我有一个矩阵(垫)与dims“13,20000000”和以下组 [1,] "wildtype" [2,] "wildtype" [3,] "wildtype" [4,] "wildtype" [5,] "wildtype" [6,] "wildtype" [7,] "wildtype" [8,] "wildtype" [9,] "wildtype" [10,] "wildtype" [11,] "mutant" [12,
[1,] "wildtype" [2,] "wildtype" [3,] "wildtype" [4,] "wildtype" [5,] "wildtype" [6,] "wildtype" [7,] "wildtype" [8,] "wildtype" [9,] "wildtype" [10,] "wildtype" [11,] "mutant" [12,] "mutant" [13,] "mutant"

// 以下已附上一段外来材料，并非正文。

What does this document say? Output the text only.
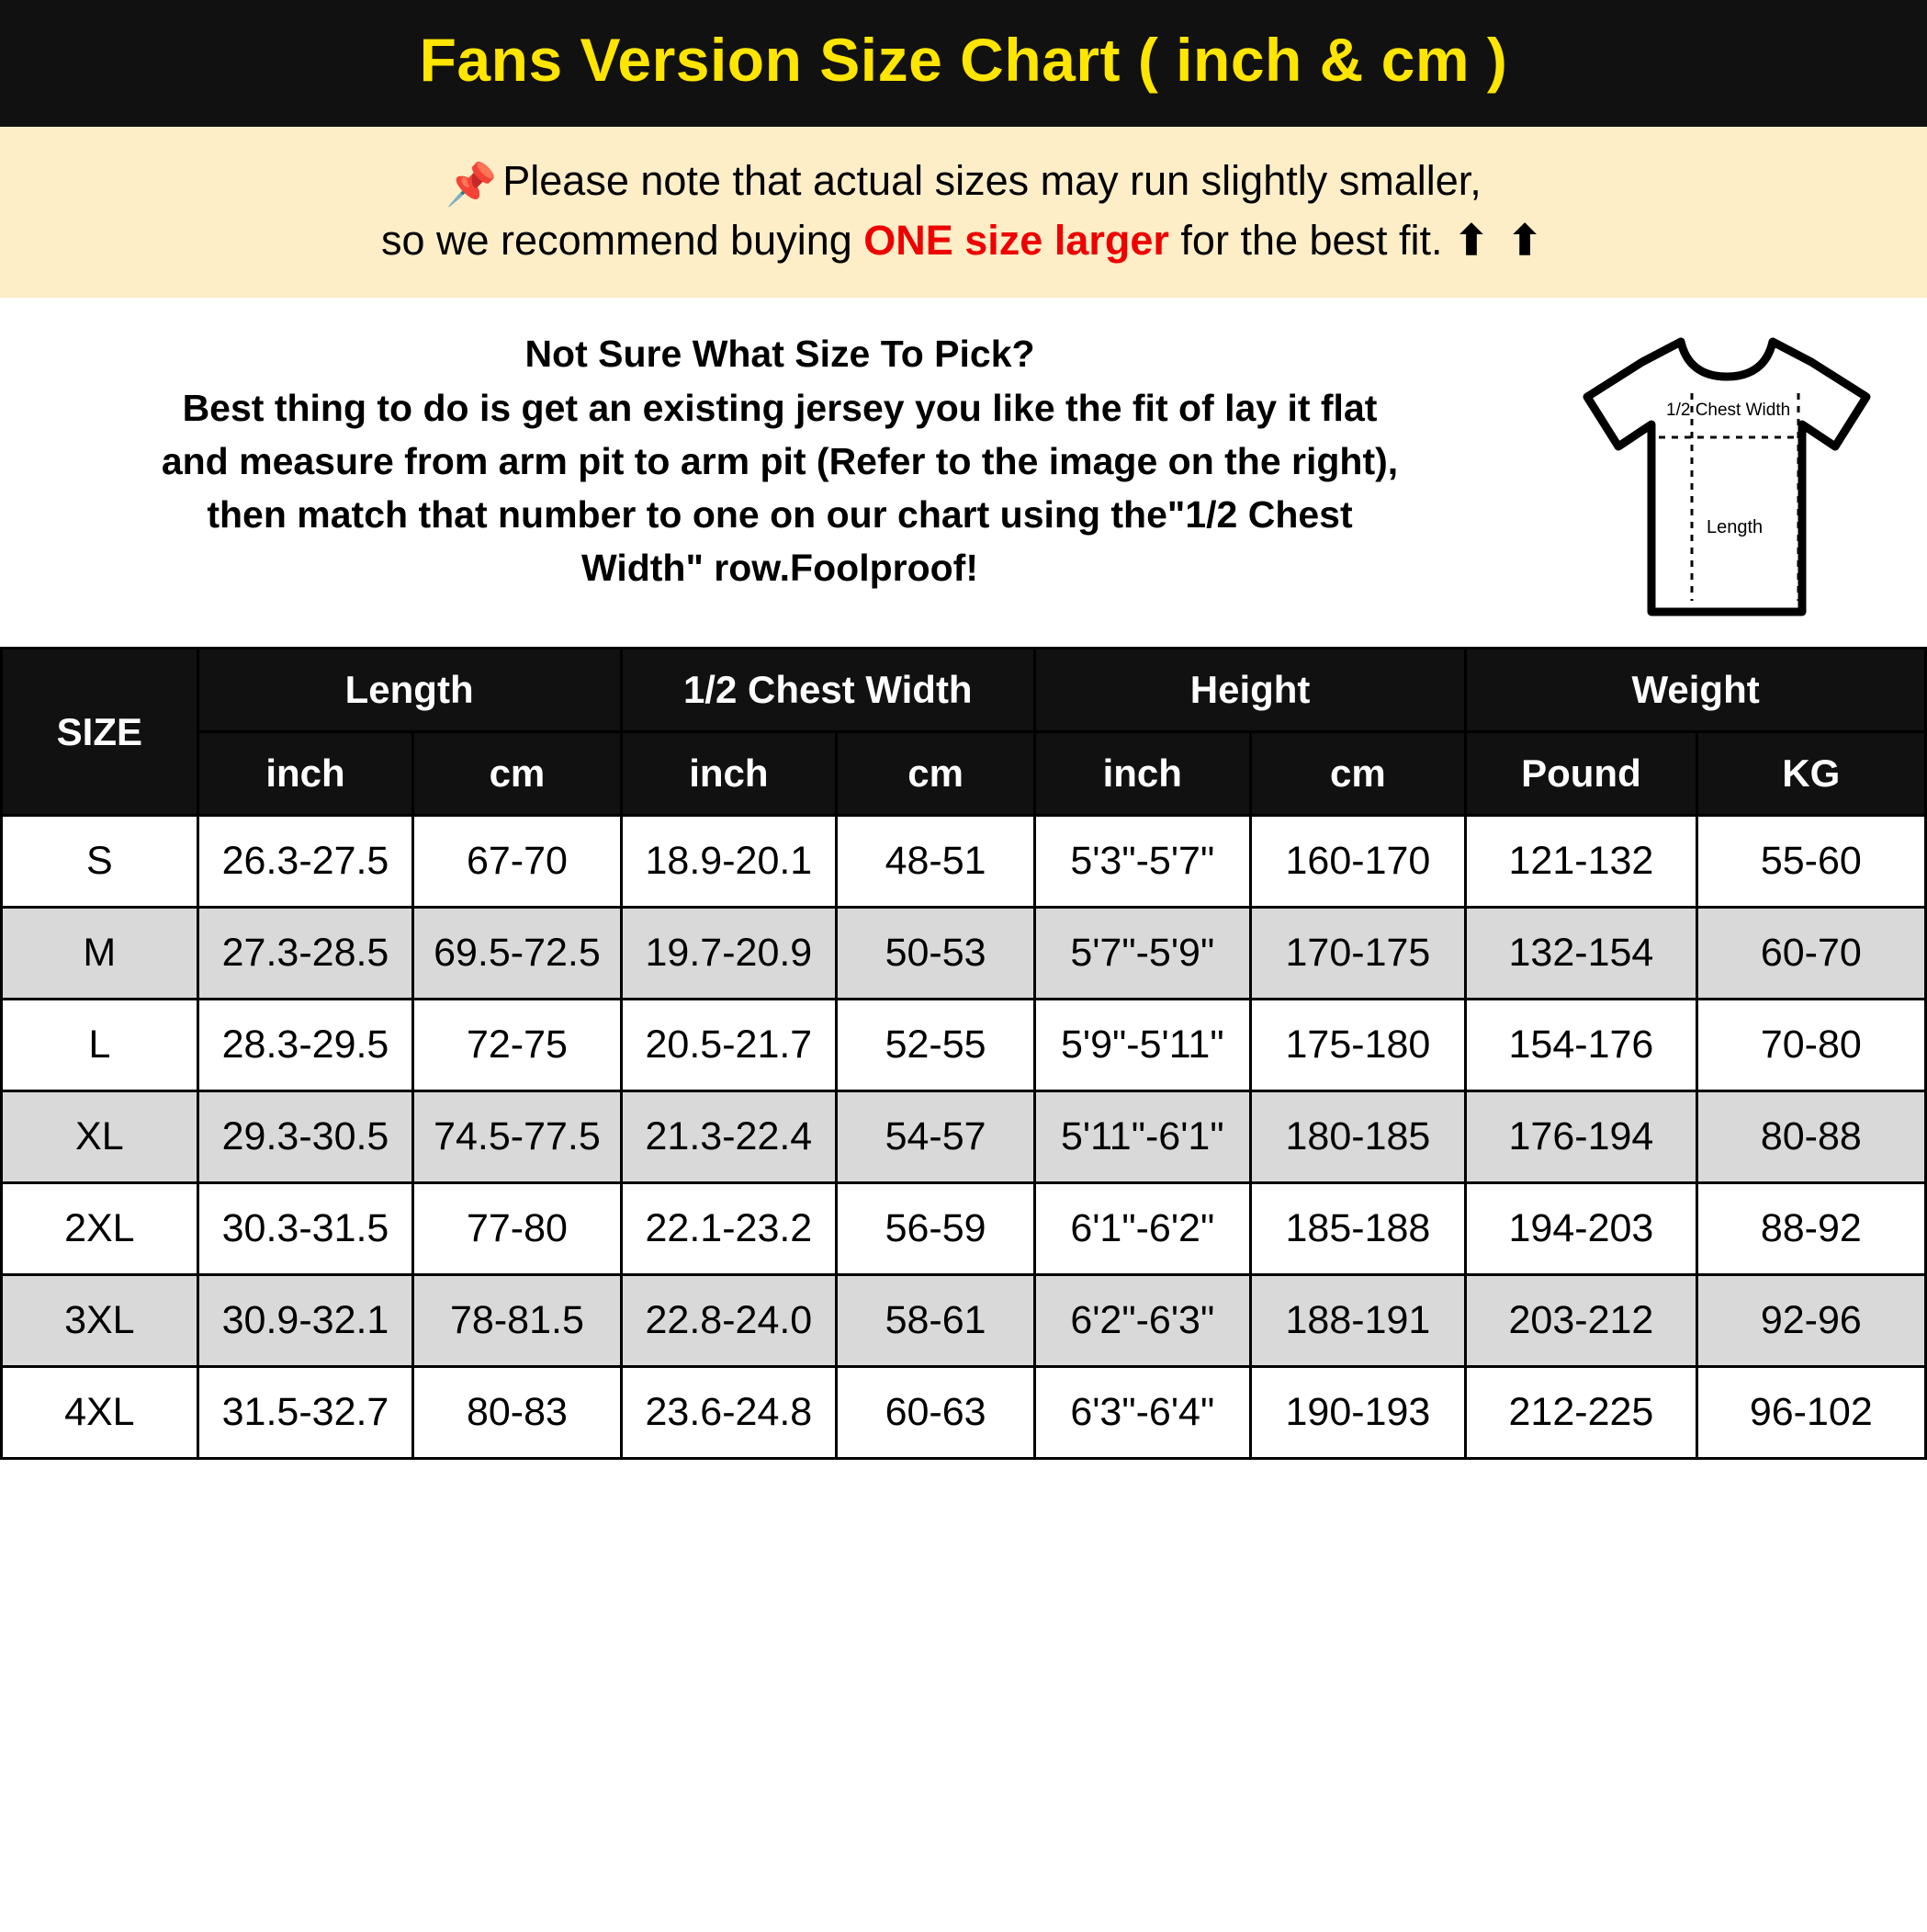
Fans Version Size Chart ( inch & cm )
📌 Please note that actual sizes may run slightly smaller,
so we recommend buying ONE size larger for the best fit. ⬆ ⬆
Not Sure What Size To Pick?
Best thing to do is get an existing jersey you like the fit of lay it flat
and measure from arm pit to arm pit (Refer to the image on the right),
then match that number to one on our chart using the"1/2 Chest
Width" row.Foolproof!
1/2 Chest Width
Length
SIZE	Length		1/2 Chest Width		Height		Weight	
	inch	cm	inch	cm	inch	cm	Pound	KG
S	26.3-27.5	67-70	18.9-20.1	48-51	5'3"-5'7"	160-170	121-132	55-60
M	27.3-28.5	69.5-72.5	19.7-20.9	50-53	5'7"-5'9"	170-175	132-154	60-70
L	28.3-29.5	72-75	20.5-21.7	52-55	5'9"-5'11"	175-180	154-176	70-80
XL	29.3-30.5	74.5-77.5	21.3-22.4	54-57	5'11"-6'1"	180-185	176-194	80-88
2XL	30.3-31.5	77-80	22.1-23.2	56-59	6'1"-6'2"	185-188	194-203	88-92
3XL	30.9-32.1	78-81.5	22.8-24.0	58-61	6'2"-6'3"	188-191	203-212	92-96
4XL	31.5-32.7	80-83	23.6-24.8	60-63	6'3"-6'4"	190-193	212-225	96-102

使用以下R代码,我在每个数据点上运行lm()20M次.
lm(mat~groups)非常快.需要很长时间的是使用summary(lm1)为每个模型提取pvalue.
我怎样才能加速提取pvalues?
tvals_out <-'/tmp/tvals_lm.csv' infile <- '/tmp/tempdata.dat' con <- file(infile, "rb") dim <- readBin(con, "integer", 2) mat <- matrix( readBin(con, "numeric", prod(dim)), dim[1], dim[2]) close(con) groups = factor(c(rep('wt', 10), rep('mut', 3))) lm1 <- lm(mat ~ groups) # This is the longest running bit sum_lm1 <- summary(lm1) num_pixels <- dim(mat)[2] result_pvalues <- numeric(num_pixels) result_pvalues <- vapply(sum_lm1, function(x) x$coefficients[,4][2], FUN.VALUE = 1) write.table(result_pvalues, tvals_out, sep=','); outCon <- file(tvals_out, "wb") writeBin(result_pvalues, outCon) close(outCon)
编辑:
我从mat对象中添加了10个数据点的样本数据
m <- c(28, 28, 28, 29, 33, 39, 49, 58, 63,64,30, 27, 24, 20, 17, 19, 33, 49, 56,57,36, 32, 28, 23, 20, 27, 48, 77, 96, 103,27, 26, 26, 23, 21, 23, 33, 46, 53,52,24, 20, 17, 13, 11, 14, 33, 47, 40,32,40, 46, 49, 48, 44, 49, 57, 59, 61,53,22, 24, 26, 32, 38, 39, 44, 53, 59,58,16, 16, 14, 10,7, 14, 34, 55, 62,61,28, 25, 21, 19, 22, 32, 45, 58, 64,61,28, 26, 21, 16, 14, 19, 33, 50, 59,59,17, 16, 15, 14, 17, 25, 38, 54, 61,58,11, 11, 12, 13, 16, 23, 34, 46, 51,45,22, 21, 20, 19, 16, 18, 32, 51, 50,38) mat <- matrix(m, nrow=13)以下函数能够在大约25秒内从13×20,000,000矩阵(与您的矩阵)的拟合中提取p值.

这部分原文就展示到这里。